Chicago Tribune - May 12, 2002
After contentious negotiations between the United States and other nations on sex education, abortion and the death penalty, the 180 nations at the General Assembly special session on children approved a hard-fought blueprint Friday night. They then adopted the final summit document, "A World Fit For Children," by consensus with a round of applause.
Carol Bellamy, executive director of the UN Children's Fund, said the document focuses on four areas: promoting healthy lives; access to and completion of good education; protecting children against abuse, violence and exploitation; and fighting HIV and AIDS.
The final language on reproductive and sexual health reaffirmed commitments made by the nations at five UN conferences in the past eight years, which include ensuring that adolescents have the right to sex education as well as reproductive and sexual health services.
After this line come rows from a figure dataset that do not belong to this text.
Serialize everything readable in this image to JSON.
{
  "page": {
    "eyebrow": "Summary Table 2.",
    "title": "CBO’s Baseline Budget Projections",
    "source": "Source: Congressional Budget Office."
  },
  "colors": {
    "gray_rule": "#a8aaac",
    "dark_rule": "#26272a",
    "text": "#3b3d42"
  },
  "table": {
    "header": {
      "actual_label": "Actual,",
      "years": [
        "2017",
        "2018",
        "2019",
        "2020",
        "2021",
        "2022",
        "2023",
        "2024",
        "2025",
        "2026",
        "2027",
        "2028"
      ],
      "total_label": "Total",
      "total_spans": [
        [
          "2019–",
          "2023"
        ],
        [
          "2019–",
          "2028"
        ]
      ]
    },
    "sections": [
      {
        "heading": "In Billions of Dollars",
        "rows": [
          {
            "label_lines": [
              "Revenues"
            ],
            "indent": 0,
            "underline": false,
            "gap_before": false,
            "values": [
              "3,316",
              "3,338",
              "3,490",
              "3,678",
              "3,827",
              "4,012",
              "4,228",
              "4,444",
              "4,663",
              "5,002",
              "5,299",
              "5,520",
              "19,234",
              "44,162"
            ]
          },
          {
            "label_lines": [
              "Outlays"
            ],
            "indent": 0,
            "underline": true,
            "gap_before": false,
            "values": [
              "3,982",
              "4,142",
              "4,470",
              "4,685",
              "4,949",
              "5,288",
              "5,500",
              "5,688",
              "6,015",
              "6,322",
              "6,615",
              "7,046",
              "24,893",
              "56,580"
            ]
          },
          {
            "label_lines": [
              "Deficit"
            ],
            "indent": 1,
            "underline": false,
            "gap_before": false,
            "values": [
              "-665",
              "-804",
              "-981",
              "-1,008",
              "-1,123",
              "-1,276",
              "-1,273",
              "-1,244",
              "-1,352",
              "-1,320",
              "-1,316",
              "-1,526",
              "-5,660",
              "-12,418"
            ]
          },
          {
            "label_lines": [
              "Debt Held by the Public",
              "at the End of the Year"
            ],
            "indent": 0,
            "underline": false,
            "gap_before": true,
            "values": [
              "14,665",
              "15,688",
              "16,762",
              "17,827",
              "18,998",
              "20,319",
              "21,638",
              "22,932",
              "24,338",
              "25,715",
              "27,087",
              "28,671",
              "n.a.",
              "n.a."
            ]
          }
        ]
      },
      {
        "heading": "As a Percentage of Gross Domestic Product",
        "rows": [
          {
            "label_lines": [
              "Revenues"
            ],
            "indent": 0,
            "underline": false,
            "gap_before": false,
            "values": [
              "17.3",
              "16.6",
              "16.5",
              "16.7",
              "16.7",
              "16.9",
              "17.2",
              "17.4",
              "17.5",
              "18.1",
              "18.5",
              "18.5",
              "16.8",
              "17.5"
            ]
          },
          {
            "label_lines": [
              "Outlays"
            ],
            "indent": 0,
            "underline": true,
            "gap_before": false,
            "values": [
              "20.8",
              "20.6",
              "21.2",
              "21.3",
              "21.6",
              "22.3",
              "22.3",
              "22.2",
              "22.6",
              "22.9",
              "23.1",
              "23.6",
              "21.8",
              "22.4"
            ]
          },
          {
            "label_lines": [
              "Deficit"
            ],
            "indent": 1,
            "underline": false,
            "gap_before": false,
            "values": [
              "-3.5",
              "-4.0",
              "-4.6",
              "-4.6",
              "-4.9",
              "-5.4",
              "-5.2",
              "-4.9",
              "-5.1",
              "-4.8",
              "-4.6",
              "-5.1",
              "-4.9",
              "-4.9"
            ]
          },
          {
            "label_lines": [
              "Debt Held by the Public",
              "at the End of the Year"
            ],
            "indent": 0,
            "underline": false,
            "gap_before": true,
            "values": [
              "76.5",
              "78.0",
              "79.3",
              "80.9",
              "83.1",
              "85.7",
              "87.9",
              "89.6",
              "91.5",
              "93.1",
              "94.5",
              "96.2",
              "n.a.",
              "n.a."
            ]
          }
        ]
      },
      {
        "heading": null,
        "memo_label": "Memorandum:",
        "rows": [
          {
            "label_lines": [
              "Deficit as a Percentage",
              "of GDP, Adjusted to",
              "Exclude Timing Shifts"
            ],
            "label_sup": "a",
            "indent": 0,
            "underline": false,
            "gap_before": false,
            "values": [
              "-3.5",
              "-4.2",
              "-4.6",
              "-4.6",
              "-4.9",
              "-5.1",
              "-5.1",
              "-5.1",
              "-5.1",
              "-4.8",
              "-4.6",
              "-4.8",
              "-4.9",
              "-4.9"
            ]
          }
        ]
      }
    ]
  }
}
Conservatives in the United States contend that "reproductive health services" include abortion. U.S. officials had pressed for a footnote to the document specifically excluding abortion. This was not done, but the final agreement dropped any reference to "services."
The Child Rights Caucus, which represents more than 100 international non-profit organizations, called this agreement "weak."
The U.S. delegation had pushed the Bush administration's agenda against abortion and in favor of sexual abstinence before marriage and of the traditional family--a stand backed by the Vatican and Islamic countries.
The U.S. had pressed for the family to be defined as marriage between a husband and wife, because of conservative objections to homosexual marriages.
The document says, "The family is the basic unit of society and as such should be strengthened," but it preserves past language taking into account "that, in different cultural, social and political systems, various forms of the family exist."